August 21 | By Meredith McMackin, MFA, MS, PhD, LMHCA
Tell us about yourself
I earned my undergraduate and MFA degrees in Studio art and taught art in high school and college for many years before entering the field of art therapy. With the death of my son in the war in Iraq, I became drawn to work with veterans and to use my background in art towards the goal of bringing peace and healing to others impacted by the trauma of war. I earned my MS in Art Therapy and Ph.D. in Art Education from Florida State University. Inspired by my work with veterans, I focused my dissertation research on papermaking with student veterans in transition. I now live in Vancouver, Washington, working as an art therapist and mental health counselor.
I have been an AATA member since 2010 and am a member of Evergreen Art Therapy Association. I was a presenter at the AATA national conference in 2015 and am scheduled for a paper presentation at national conference in fall 2019.
What excites (or inspires) you most about your job right now?
I am inspired by the human connections I have formed with my clients. Through their sharing, I have gained insight into their challenges as well as the strength of the human spirit to survive and thrive. I love using art as a tool for healing and am fascinated with the inner discoveries revealed through the creative process.
Has working with a particular client group shaped your professional focus or specialty? What have you learned from working with these clients?
I was inspired to enter the field of art therapy to work with veterans. Through my connection with the Peace Paper Project, I became involved with hand papermaking with veterans, transforming their uniforms or other cloth of significance into paper works of art. Through this physical and symbolic transformation, participants were able to process memories and feelings from their military experience, gaining new perspectives and insights.
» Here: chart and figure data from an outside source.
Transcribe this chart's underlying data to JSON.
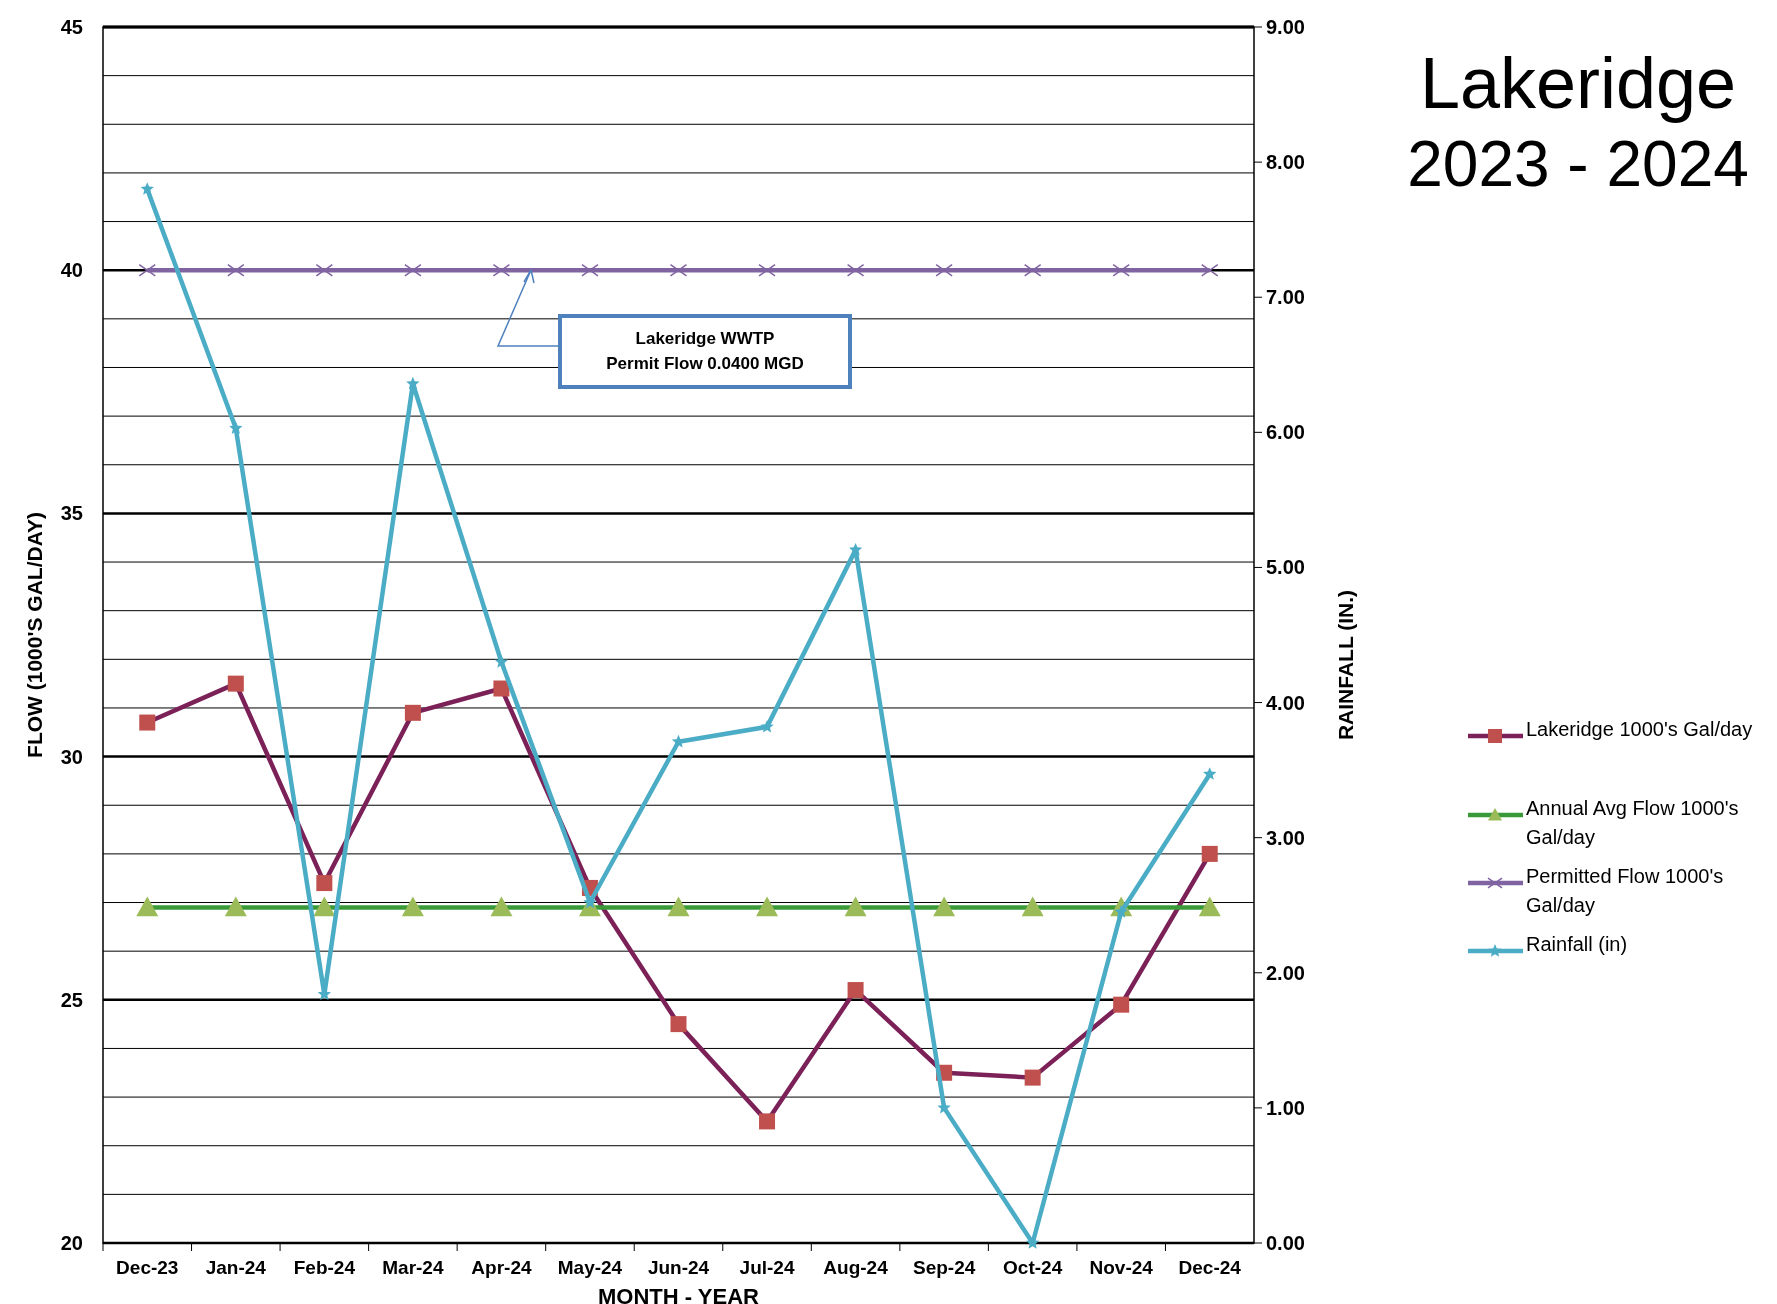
{
  "chart_data": {
    "type": "line",
    "title": "Lakeridge",
    "subtitle": "2023 - 2024",
    "xlabel": "MONTH - YEAR",
    "ylabel": "FLOW (1000'S GAL/DAY)",
    "y2label": "RAINFALL (IN.)",
    "categories": [
      "Dec-23",
      "Jan-24",
      "Feb-24",
      "Mar-24",
      "Apr-24",
      "May-24",
      "Jun-24",
      "Jul-24",
      "Aug-24",
      "Sep-24",
      "Oct-24",
      "Nov-24",
      "Dec-24"
    ],
    "series": [
      {
        "name": "Lakeridge 1000's Gal/day",
        "color": "#7b2158",
        "colors": [
          "#c0504d",
          "#c0504d",
          "#c0504d",
          "#c0504d",
          "#c0504d",
          "#c0504d",
          "#c0504d",
          "#c0504d",
          "#c0504d",
          "#c0504d",
          "#c0504d",
          "#c0504d",
          "#c0504d"
        ],
        "marker": "square",
        "values": [
          30.7,
          31.5,
          27.4,
          30.9,
          31.4,
          27.3,
          24.5,
          22.5,
          25.2,
          23.5,
          23.4,
          24.9,
          28.0
        ]
      },
      {
        "name": "Annual Avg Flow 1000's Gal/day",
        "color": "#3a9a3a",
        "colors": [
          "#9bbb59",
          "#9bbb59",
          "#9bbb59",
          "#9bbb59",
          "#9bbb59",
          "#9bbb59",
          "#9bbb59",
          "#9bbb59",
          "#9bbb59",
          "#9bbb59",
          "#9bbb59",
          "#9bbb59",
          "#9bbb59"
        ],
        "marker": "triangle",
        "values": [
          26.9,
          26.9,
          26.9,
          26.9,
          26.9,
          26.9,
          26.9,
          26.9,
          26.9,
          26.9,
          26.9,
          26.9,
          26.9
        ]
      },
      {
        "name": "Permitted Flow 1000's Gal/day",
        "color": "#8064a2",
        "marker": "cross",
        "values": [
          40,
          40,
          40,
          40,
          40,
          40,
          40,
          40,
          40,
          40,
          40,
          40,
          40
        ]
      },
      {
        "name": "Rainfall   (in)",
        "color": "#4bacc6",
        "marker": "star",
        "axis": "y2",
        "values": [
          7.8,
          6.03,
          1.84,
          6.36,
          4.3,
          2.52,
          3.71,
          3.82,
          5.13,
          1.0,
          0.0,
          2.45,
          3.47
        ]
      }
    ],
    "ylim": [
      20,
      45
    ],
    "yticks": [
      20,
      {
        "value": 21,
        "label": null
      },
      {
        "value": 22,
        "label": null
      },
      {
        "value": 23,
        "label": null
      },
      {
        "value": 24,
        "label": null
      },
      25,
      {
        "value": 26,
        "label": null
      },
      {
        "value": 27,
        "label": null
      },
      {
        "value": 28,
        "label": null
      },
      {
        "value": 29,
        "label": null
      },
      30,
      {
        "value": 31,
        "label": null
      },
      {
        "value": 32,
        "label": null
      },
      {
        "value": 33,
        "label": null
      },
      {
        "value": 34,
        "label": null
      },
      35,
      {
        "value": 36,
        "label": null
      },
      {
        "value": 37,
        "label": null
      },
      {
        "value": 38,
        "label": null
      },
      {
        "value": 39,
        "label": null
      },
      40,
      {
        "value": 41,
        "label": null
      },
      {
        "value": 42,
        "label": null
      },
      {
        "value": 43,
        "label": null
      },
      {
        "value": 44,
        "label": null
      },
      45
    ],
    "y2lim": [
      0,
      9
    ],
    "y2ticks": [
      {
        "value": 0,
        "label": "0.00"
      },
      {
        "value": 1,
        "label": "1.00"
      },
      {
        "value": 2,
        "label": "2.00"
      },
      {
        "value": 3,
        "label": "3.00"
      },
      {
        "value": 4,
        "label": "4.00"
      },
      {
        "value": 5,
        "label": "5.00"
      },
      {
        "value": 6,
        "label": "6.00"
      },
      {
        "value": 7,
        "label": "7.00"
      },
      {
        "value": 8,
        "label": "8.00"
      },
      {
        "value": 9,
        "label": "9.00"
      }
    ],
    "grid": "y",
    "legend": "right",
    "line_style": "solid",
    "annotations": [
      "Lakeridge WWTP\nPermit Flow 0.0400 MGD"
    ]
  }
}
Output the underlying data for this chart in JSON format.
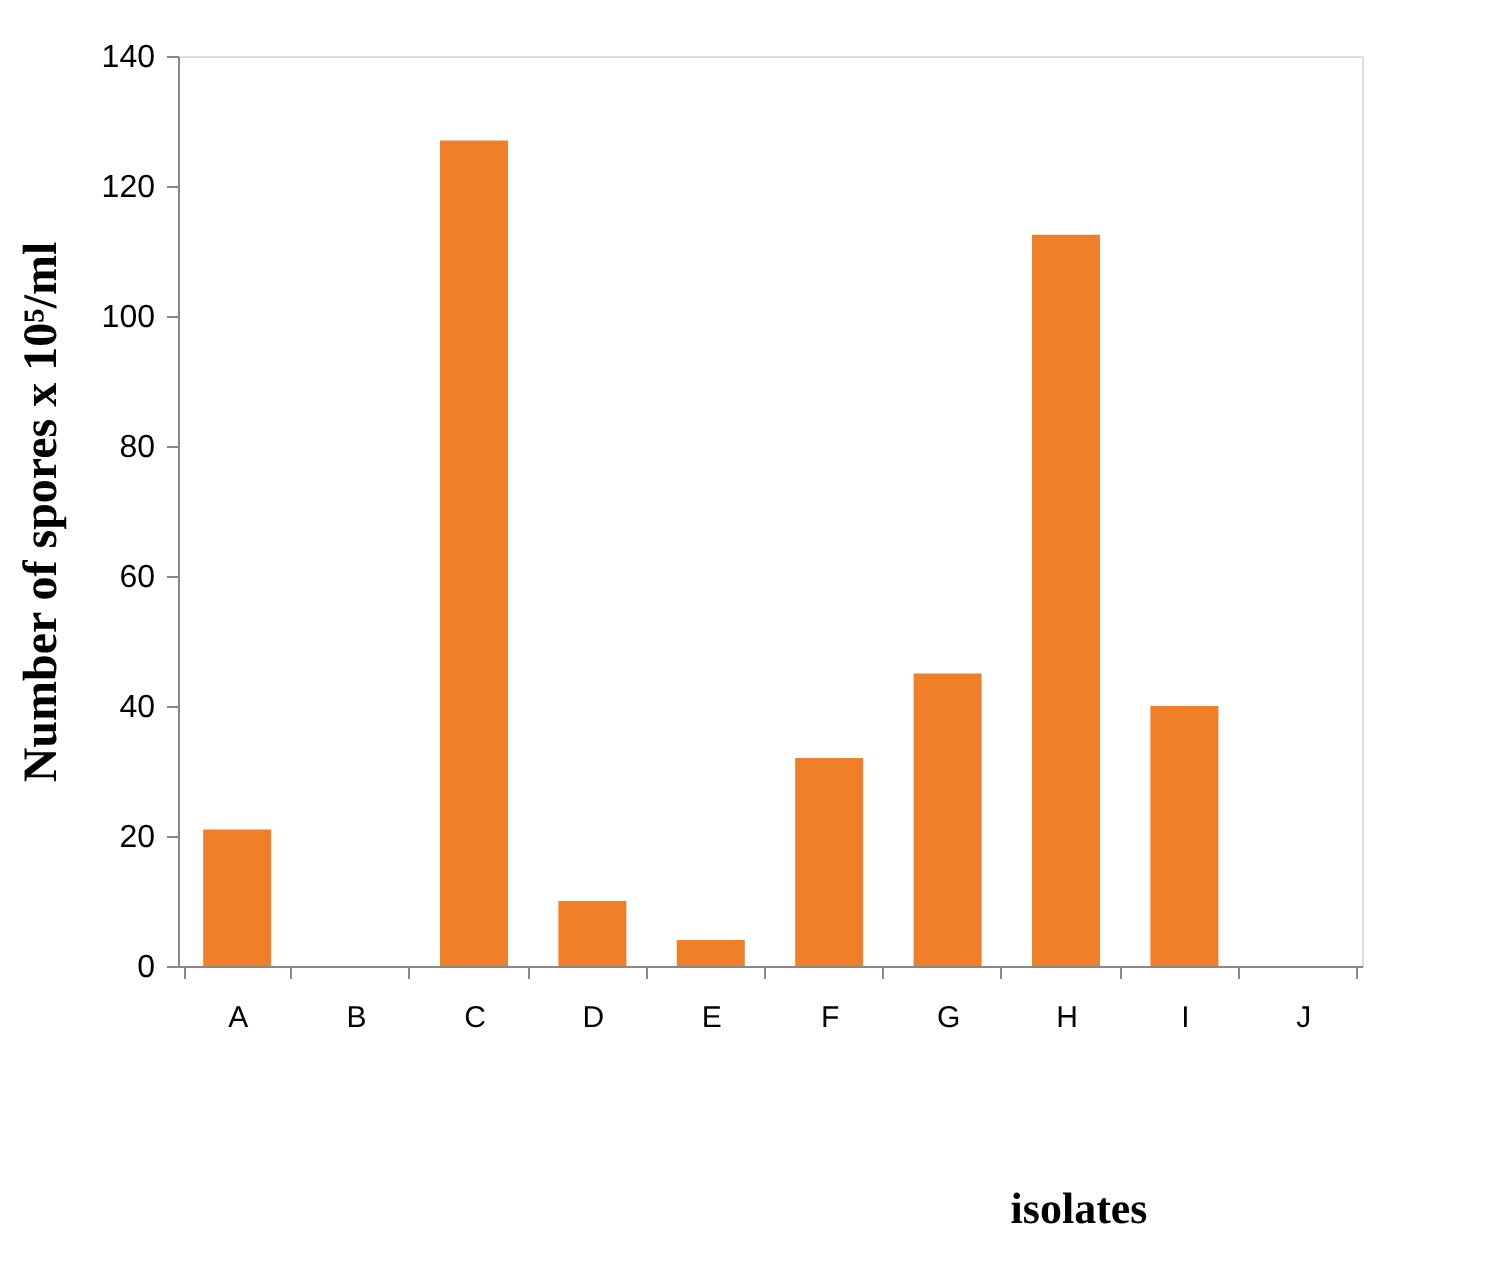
{
  "chart_data": {
    "type": "bar",
    "ylabel": "Number of spores x 10⁵/ml",
    "xlabel": "isolates",
    "categories": [
      "A",
      "B",
      "C",
      "D",
      "E",
      "F",
      "G",
      "H",
      "I",
      "J"
    ],
    "values": [
      21,
      0,
      127,
      10,
      4,
      32,
      45,
      112.5,
      40,
      0
    ],
    "color": "#f07f2a",
    "ylim": [
      0,
      140
    ],
    "yticks": [
      0,
      20,
      40,
      60,
      80,
      100,
      120,
      140
    ],
    "grid": false
  }
}
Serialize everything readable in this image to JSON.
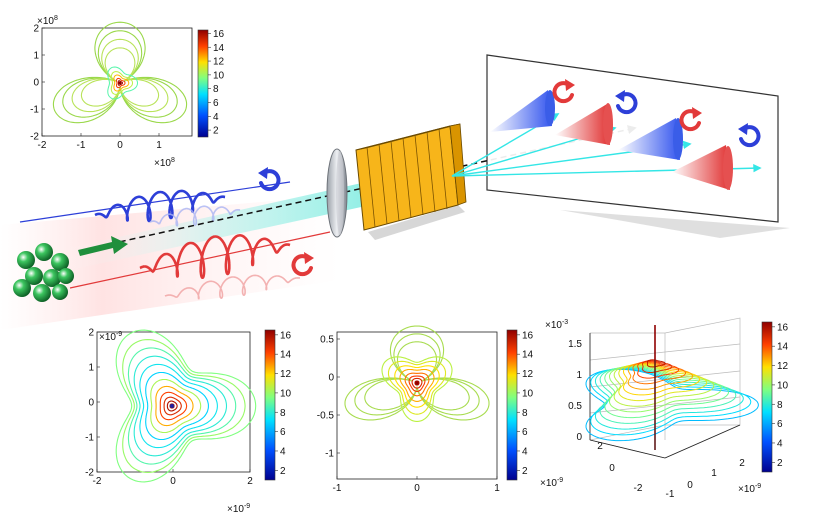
{
  "colorbar_ticks": [
    "2",
    "4",
    "6",
    "8",
    "10",
    "12",
    "14",
    "16"
  ],
  "colors": {
    "red_beam": "#e23a3a",
    "blue_beam": "#2d3fd8",
    "cyan_beam": "#34e6e6",
    "grating": "#f7b51a",
    "green_particles": "#1f8f3c"
  },
  "panels": {
    "top_left": {
      "y_exp": "×10",
      "y_exp_sup": "8",
      "x_exp": "×10",
      "x_exp_sup": "8",
      "yticks": [
        "2",
        "1",
        "0",
        "-1",
        "-2"
      ],
      "xticks": [
        "-2",
        "-1",
        "0",
        "1"
      ]
    },
    "bottom_left": {
      "y_exp": "×10",
      "y_exp_sup": "-9",
      "x_exp": "×10",
      "x_exp_sup": "-9",
      "yticks": [
        "2",
        "1",
        "0",
        "-1",
        "-2"
      ],
      "xticks": [
        "-2",
        "0",
        "2"
      ]
    },
    "bottom_mid": {
      "yticks": [
        "0.5",
        "0",
        "-0.5",
        "-1"
      ],
      "xticks": [
        "-1",
        "0",
        "1"
      ]
    },
    "bottom_right": {
      "z_exp": "×10",
      "z_exp_sup": "-3",
      "zticks": [
        "1.5",
        "1",
        "0.5",
        "0"
      ],
      "yticks": [
        "2",
        "0",
        "-2"
      ],
      "xticks": [
        "-1",
        "0",
        "1",
        "2"
      ],
      "y_exp": "×10",
      "y_exp_sup": "-9",
      "x_exp": "×10",
      "x_exp_sup": "-9"
    }
  },
  "icons": [
    "rotation-arrow-icon"
  ]
}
I have learned more about the multiple injuries this population has endured, both seen and unseen, but I have also witnessed their ability to heal and grow stronger through their traumatic experiences.
What advice would you give someone interested in pursuing a career in art therapy?
I think it is crucial to find a balance between work and personal life. It is important to nurture your own creativity and self-care, so that you can give your best to your clients and also have a fulfilling and rich life experience.
What are your hopes for the future of the art therapy profession?
I hope that art therapy will continue to gain respect as a therapeutic field and that research will continue to explore the therapeutic benefits for all populations.
“Release” by Meredith McMackin. Handmade paper with pulp printing. 2012.
Artist’s statement: “This image was from the memorial service for my son who was killed in Iraq in 2007. It was created during a Peace Paper Project workshop at Florida State University sponsored by the FSU Veteran’s Center. The paper was made from the cloth of the dress I bought for his service, which I could never wear again. Cutting the dress into small squares, I released them into water which fed into a machine that slowly ground the fibers down to pulp. I felt a sense of ease and release watching the fibers dissolve the tightness of painful memories and float freely in the cleansing water. The image was created by ‘pulp printing’, spraying fine dyed cotton pulp through a photo stencil; his flag-draped coffin representing the personal cost of war. The finished piece symbolizes my son’s release into spirit as well as my own transformation inspired by his self-less gift of life.”